まず。ご飯を食べる時、「おいしそうだな」または「おいしいな」と感じる時は、どんな時ですか?
朝起きて、おいしそうなお味噌汁の「におい」がした時。お弁当箱を開けて「色鮮やか」なおかずを見た時。一口食べて「とろける」ような食感の時。(味覚)
人は、ご飯を食べる時、鼻でにおいを感じたり、目で色合いを感じたり、下で感触を楽しんだり、味わったり。さまざまな器官のさまざまな機能を使って、そのご飯がどういったものなのか、そして、自分の好みかどうかなどを判断しています。
しかし、地域で生活している人の中には、噛むことが難しかったり、飲みこむことが難しかったり、飲みこめてもすぐにせき込んでしまうという人も中にはおられます。そういった方々の食事がどういったものかご存じですか?
食事を細かく刻んだり、やわらかく煮て、食べてもらったり。また、ミキサーにかけて形を崩してからとろみをつけて食べてもらったりしています。
最近では「高齢者向け配食サービス」なるものが、社会福祉協議会や配食専門の業者などで行われており、高齢者だけでなく、ダイエット中の人も対象に入れたローカロリーなお弁当や、高血圧の人に対応した塩分控えめのお弁当、噛むことが難しくなってきた人向けに素材をやわらかく煮込んだお弁当など、バラエティも豊富になっています。
また、以前はミキサーなどで細かく刻み、原型が分からないものを出していたのが今では、ムース食というものがあるらしく、魚の形をしたものを見たことがありますが、見た目に「魚料理」ということがわかり、なんとなくかわいらしいもので、食べるのが楽しくなりそうでした。
今でも、ご自宅で手作りされているご家族もおられますが、やわらかく煮込んだ後にミキサーにかけ、とろみをつけて…。と、とても手間も時間もかかるものです。
また、今ではとろみも料理の味を変える事が少ないようなものが多く出ていますが、以前は食事の味が変わってしまって食欲がなくなってしまうようなものもありました。
食事をするという行為は、さまざまな器官を刺激されておいしさを感じることができるし、そういった刺激が生活の中でハリを持たせてくれたり、楽しみになります。
細かく刻んでしまい、視覚的なおいしさを逃していたり、とろみをつけることで料理の味が変わってしまったり、素材本来の食感を楽しめなかったり。

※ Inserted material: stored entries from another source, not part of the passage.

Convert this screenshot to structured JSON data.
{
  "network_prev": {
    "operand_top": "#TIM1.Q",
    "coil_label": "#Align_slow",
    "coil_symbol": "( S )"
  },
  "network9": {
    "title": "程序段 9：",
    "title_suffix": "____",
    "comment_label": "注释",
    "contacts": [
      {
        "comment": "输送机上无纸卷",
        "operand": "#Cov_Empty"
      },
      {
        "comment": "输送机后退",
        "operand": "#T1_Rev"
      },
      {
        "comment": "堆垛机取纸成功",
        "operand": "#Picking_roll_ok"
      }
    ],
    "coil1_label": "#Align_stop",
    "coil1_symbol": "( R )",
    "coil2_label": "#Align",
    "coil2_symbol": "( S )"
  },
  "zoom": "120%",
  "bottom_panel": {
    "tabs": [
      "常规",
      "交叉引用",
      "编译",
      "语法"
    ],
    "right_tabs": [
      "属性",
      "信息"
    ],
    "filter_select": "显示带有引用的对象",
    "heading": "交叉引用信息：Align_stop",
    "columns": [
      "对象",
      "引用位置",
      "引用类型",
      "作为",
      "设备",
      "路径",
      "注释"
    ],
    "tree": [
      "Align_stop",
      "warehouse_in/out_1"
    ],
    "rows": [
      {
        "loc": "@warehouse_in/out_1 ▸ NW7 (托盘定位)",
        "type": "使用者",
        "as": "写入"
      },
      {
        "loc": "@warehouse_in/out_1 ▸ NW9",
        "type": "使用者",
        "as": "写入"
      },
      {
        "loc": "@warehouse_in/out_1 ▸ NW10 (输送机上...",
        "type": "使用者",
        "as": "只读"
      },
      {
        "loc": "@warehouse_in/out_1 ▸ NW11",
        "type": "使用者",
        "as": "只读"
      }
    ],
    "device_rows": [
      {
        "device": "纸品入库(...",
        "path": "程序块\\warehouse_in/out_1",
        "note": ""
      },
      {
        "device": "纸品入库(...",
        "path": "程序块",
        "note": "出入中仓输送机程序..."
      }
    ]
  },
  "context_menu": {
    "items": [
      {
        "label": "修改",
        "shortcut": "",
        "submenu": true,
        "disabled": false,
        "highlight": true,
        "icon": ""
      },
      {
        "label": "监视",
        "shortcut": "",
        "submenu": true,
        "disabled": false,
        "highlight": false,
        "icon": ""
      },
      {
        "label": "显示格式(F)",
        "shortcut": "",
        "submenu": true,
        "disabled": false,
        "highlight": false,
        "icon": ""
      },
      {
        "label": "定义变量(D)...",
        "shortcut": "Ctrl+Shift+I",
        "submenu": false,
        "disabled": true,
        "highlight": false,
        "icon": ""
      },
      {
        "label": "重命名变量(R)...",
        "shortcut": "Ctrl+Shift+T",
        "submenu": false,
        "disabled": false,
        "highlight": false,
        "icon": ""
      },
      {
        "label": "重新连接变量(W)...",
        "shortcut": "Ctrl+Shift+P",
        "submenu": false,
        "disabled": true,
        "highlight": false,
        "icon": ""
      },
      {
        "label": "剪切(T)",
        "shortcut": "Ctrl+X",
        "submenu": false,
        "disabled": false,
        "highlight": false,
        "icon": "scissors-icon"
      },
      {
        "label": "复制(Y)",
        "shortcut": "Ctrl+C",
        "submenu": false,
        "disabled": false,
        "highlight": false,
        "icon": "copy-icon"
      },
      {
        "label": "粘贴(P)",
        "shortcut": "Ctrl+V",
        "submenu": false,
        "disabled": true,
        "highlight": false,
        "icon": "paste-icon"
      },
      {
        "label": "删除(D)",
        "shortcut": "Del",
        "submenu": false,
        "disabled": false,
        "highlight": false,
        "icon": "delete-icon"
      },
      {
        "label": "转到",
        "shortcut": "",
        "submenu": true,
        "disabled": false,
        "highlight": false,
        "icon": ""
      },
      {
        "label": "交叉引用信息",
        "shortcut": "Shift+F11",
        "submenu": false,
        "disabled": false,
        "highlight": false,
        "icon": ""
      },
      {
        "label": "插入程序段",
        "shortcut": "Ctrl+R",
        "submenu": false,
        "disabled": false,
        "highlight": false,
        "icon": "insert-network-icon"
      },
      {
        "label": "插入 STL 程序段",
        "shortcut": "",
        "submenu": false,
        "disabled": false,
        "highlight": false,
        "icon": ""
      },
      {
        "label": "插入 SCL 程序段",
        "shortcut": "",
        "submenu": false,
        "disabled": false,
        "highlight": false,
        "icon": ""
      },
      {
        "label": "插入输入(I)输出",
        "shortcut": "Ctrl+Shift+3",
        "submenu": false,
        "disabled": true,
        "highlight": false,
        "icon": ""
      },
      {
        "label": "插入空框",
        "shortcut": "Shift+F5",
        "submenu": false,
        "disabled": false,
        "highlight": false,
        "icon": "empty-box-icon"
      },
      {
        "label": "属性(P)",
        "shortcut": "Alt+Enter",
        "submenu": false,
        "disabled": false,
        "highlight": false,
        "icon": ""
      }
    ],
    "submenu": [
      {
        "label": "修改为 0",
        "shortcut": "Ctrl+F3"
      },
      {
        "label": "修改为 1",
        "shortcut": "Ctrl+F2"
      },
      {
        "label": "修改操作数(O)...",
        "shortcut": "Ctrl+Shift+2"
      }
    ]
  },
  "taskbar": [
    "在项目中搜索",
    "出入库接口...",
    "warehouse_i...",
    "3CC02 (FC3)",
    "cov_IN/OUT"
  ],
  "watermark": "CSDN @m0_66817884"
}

それで、食べることが億劫になっては非常に残念な話ですよね。人が毎日、そして一生行う生活の行為だからこそ、よりよいものになればいいですね。
私達が、日頃何気なくしている行為だからこそ、その楽しみや嬉しさに気づくことは難しいのですが、そういう「当たり前」のことだからこそ、大事にしていきたいものですね。
しかし、地域には口から食べることが難しい人もおられますが…それはまた改めて。